Murry sourit, l’air rêveur, et il fit un geste de la main.

— Ce n’est pas vrai. Avant, peut-être. Maintenant, c’est plus sérieux.

Son sourire s’était élargi et il arborait sur le visage une expression si extasiée et niaise de parfait amoureux que Steyra et moi ne pûmes nous empêcher de pouffer de rire.

— Oh ? —dit le semi-elfe, l’air soudain intéressé—. Et peut-on savoir qui est cette belle demoiselle qui a retenu à ce point ton attention ?

Murry s’assit lentement et prit une gorgée de bière.

— Keysazrin —murmura-t-il—. C’est la femme la plus belle que j’ai jamais vue. Et la plus géniale. —Il secoua la tête avec plus d’énergie—. Je me marierai avec elle, un jour, tu peux le croire, Iharath, je ne la laisserai pas s’échapper.

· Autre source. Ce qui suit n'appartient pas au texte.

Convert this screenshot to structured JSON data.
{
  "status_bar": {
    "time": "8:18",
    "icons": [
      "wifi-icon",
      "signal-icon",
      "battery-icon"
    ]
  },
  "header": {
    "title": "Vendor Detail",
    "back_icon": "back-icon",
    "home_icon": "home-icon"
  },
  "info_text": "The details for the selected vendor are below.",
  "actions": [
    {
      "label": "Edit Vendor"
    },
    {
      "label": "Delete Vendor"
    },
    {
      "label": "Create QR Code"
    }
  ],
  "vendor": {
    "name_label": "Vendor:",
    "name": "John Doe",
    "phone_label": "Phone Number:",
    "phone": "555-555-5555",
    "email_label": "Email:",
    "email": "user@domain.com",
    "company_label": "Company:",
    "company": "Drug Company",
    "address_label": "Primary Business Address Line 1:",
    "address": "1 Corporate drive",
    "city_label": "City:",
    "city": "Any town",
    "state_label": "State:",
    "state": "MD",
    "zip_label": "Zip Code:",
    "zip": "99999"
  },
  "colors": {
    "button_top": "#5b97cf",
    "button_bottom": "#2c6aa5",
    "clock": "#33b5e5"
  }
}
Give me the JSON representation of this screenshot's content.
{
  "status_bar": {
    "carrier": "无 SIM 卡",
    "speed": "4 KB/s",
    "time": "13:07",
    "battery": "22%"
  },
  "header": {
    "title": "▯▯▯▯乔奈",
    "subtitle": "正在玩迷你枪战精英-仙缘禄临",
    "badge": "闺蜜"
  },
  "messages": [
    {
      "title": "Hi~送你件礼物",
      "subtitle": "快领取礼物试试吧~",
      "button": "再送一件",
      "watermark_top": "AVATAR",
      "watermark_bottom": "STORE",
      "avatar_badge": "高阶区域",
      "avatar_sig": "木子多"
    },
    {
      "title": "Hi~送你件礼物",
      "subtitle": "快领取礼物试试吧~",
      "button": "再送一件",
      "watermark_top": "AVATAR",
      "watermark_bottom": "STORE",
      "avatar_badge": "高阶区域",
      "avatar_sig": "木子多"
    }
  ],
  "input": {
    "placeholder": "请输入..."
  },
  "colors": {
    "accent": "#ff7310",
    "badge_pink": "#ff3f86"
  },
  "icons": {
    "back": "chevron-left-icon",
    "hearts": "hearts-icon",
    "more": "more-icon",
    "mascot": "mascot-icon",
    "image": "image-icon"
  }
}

Iharath observa son ami avec un sourire.

— J’aime te l’entendre dire, mon vieux, faut pas hésiter. Mais pourquoi est-ce que tu n’as pas pu parler avec elle plus de temps ? Allez, va donc la retrouver, mon ami.

Murry secoua la tête.

— Aujourd’hui, je n’ai pu que la voir passer dans la rue. Cette nuit, je vais lui parler.

— N’oublie pas qu’on commence demain à huit heures —lui rappela Iharath, moqueur—. Mais où vit la jeune fille ?

Murry se rendit soudainement compte qu’il n’était pas seul à seul avec son ami et il se leva d’un bond.

— Cette même nuit —répéta-t-il, et il sortit de la salle à grandes foulées précipitées.

— Hum —toussota Iharath, pensif, en croisant les bras.

— Il est heureux comme un escargot par un jour de pluie —commentai-je.

Le semi-elfe cligna des yeux et me regarda avec un demi-sourire.

— Comme un escargot par un jour de pluie ? Plutôt comme un jeune amoureux qui perd la tête du jour au lendemain. C’est curieux comme comportement.

— Il a l’air sérieux.

— Oui —dit-il simplement—. Il a l’air sérieux.

De fait, lorsque nous revînmes à l’académie, Murry n’était visible nulle part.